Don't forget that along with the normal cost of purchase there are many other hidden costs along the way. Repairs and refurbishment of older RVs plus roadside assistance coverage can be expensive and are your responsibility.
Be sure you consider all the extras, you don't want to secure the right loan only to find out later that the regular upkeep is too expensive for you.
Many people find that renting an RV is a much more affordable option. If you only plan to use an RV for traveling a couple times a year renting is also the best deal for you.
Just like any other rental agreement you should always do some comparison shopping. Don't agree to rent the first unit you like and be ready to travel a little to find a better price.

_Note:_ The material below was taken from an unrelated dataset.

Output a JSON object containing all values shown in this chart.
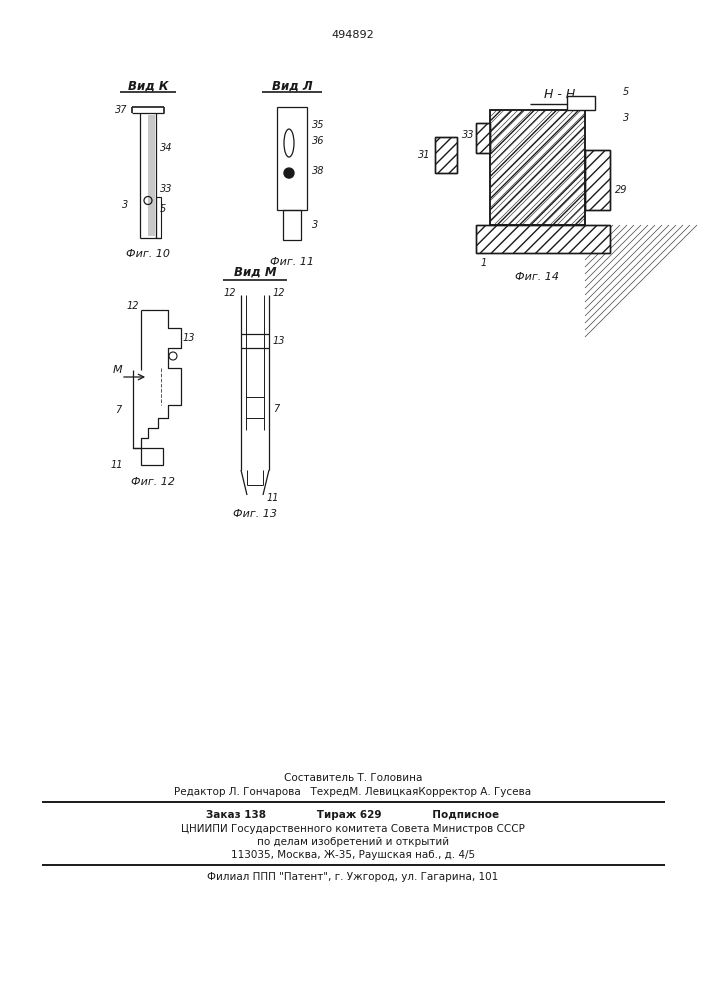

While there may be restrictions most places will let you rent an RV for almost any length of time. Most rental agencies offer many different options to personalize your rental to your needs.
Be sure when renting an RV that you understand all of the rules and restrictions set forth by the rental agency. If you would like to smoke in the RV or bring along a pet or two you may have to look long and hard to find an RV rental that will allow you to.
Even if you find an RV to rent that will allow these extras activities there will almost always be an extra large security fee to ensure the property is returned undamaged. Make sure you understand these extra fees completely before signing an agreement.
I was introduced to RVing at a very early age and I love the freedom that comes with bringing your home along with you on vacation. But for me the cost, maintenance and added extras of owning an RV would not be affordable. This is why I choose to rent an RV whenever I want a leisurely vacation.
Sources:
http://www.newrver.com/publish/rvbuying.shtml
http://www.cruiseamerica.com/
Personal Experience
Mittwoch, 13. Januar 2010
ok site to copy my blog on
I've found this site do you think I should base my site on it?
I like the way of writing and think that the subjects are quite interesting.
The topics on the blog are my kind of thing and I have read them with great interest. I can't decide if i should try to write posts like them or blog in my own style. Hmmm much to think about!!